Speaking in court, Pedorych, who works as a cashier, said that the conversation took place in 2005 when she moved into a communal apartment on Gorokhovaya Ulitsa, where both she and Boikov live, and where Ira told her about the other neighbors.

Pedorych said she signed a document saying a search of Boikov’s room had been conducted without reading it, and then expressed doubts whether it was her signature on the paper. She said she never saw any of the buttons or leaflets allegedly found in Boikov’s room.

During the past two sessions, Judge Yakovlev repeatedly granted Prosecutor Filimonova’s motions and denied those of the defense.

The evidence in the criminal case filed by counter-extremism Center E includes items such as Strategy 31 buttons (the number “31” on a white background), an anti-fascist film festival poster and Limonov’s early novels, first published when he lived in New York and Paris in the early 1980s.

During the first four sessions, many prosecution witnesses failed to confirm the accusations they had allegedly made during the investigation.

Dmitriyev, who faces from two to four years in prison for being an “organizer,” said that there was little hope that the discrepancies in the prosecution’s case would lead to acquittal.

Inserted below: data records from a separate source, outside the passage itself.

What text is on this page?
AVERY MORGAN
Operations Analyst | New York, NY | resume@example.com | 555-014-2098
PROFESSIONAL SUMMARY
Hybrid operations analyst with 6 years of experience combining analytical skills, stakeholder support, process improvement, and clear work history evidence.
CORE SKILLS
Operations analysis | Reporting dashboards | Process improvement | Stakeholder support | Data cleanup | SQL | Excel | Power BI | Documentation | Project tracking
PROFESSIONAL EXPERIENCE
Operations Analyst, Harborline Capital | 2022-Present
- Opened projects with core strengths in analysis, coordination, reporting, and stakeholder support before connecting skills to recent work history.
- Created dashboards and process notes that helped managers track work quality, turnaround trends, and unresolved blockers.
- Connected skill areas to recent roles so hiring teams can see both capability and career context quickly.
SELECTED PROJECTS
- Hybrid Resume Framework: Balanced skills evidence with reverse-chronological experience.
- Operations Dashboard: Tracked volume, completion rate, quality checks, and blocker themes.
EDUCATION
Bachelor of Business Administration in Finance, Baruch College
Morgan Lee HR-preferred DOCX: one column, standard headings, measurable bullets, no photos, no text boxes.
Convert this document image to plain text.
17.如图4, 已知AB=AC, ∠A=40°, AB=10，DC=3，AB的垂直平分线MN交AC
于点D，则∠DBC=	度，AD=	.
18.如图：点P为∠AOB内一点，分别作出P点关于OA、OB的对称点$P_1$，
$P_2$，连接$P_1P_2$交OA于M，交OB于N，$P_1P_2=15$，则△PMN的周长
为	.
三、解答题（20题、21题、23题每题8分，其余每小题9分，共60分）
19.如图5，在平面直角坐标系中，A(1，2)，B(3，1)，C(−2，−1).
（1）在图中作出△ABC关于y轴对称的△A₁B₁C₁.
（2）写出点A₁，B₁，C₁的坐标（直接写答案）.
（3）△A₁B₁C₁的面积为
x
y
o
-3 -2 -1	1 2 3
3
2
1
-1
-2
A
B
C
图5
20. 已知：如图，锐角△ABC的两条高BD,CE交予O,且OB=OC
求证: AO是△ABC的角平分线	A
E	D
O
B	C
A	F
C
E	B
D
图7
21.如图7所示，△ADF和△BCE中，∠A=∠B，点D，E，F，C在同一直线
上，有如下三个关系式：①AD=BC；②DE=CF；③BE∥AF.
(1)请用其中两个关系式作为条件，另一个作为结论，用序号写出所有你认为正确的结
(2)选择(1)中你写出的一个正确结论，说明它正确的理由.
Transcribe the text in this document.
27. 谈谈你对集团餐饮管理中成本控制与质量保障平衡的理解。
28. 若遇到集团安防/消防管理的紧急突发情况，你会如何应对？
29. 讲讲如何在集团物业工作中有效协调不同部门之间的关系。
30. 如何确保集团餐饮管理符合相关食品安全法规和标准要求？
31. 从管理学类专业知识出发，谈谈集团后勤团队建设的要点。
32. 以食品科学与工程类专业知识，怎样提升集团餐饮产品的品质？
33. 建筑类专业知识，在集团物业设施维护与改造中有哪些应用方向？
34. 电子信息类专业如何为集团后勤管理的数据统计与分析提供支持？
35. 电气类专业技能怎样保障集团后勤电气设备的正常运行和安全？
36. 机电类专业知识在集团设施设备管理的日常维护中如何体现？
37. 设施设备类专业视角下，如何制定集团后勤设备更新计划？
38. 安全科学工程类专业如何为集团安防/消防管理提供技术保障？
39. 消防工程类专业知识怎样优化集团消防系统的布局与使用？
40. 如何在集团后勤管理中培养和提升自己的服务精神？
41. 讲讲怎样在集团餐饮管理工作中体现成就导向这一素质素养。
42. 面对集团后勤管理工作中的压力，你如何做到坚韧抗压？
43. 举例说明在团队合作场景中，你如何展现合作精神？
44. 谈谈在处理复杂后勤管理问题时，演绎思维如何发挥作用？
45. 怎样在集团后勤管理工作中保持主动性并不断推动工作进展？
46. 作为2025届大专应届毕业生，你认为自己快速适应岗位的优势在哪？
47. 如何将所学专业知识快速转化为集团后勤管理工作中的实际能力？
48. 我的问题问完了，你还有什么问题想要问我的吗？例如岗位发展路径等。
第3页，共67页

“It looks like the trial is moving to a conviction; let’s hope it will be a suspended sentence,” he said Tuesday.

“The whole case is a large-scale police provocation and should fall apart. The judge is trying to make the trial look objective, but it is clearly biased toward the prosecution, with the defense’s motions being denied,” said Dmitriyev.

“The lawyers say it could be won if it were not politically motivated, but as it is, there’s not much to be done about it. I’d like to be wrong about that, but so far I am not very optimistic based on how the judge has been acting and how the trial has been progressing.”

The next session will take place on June 1.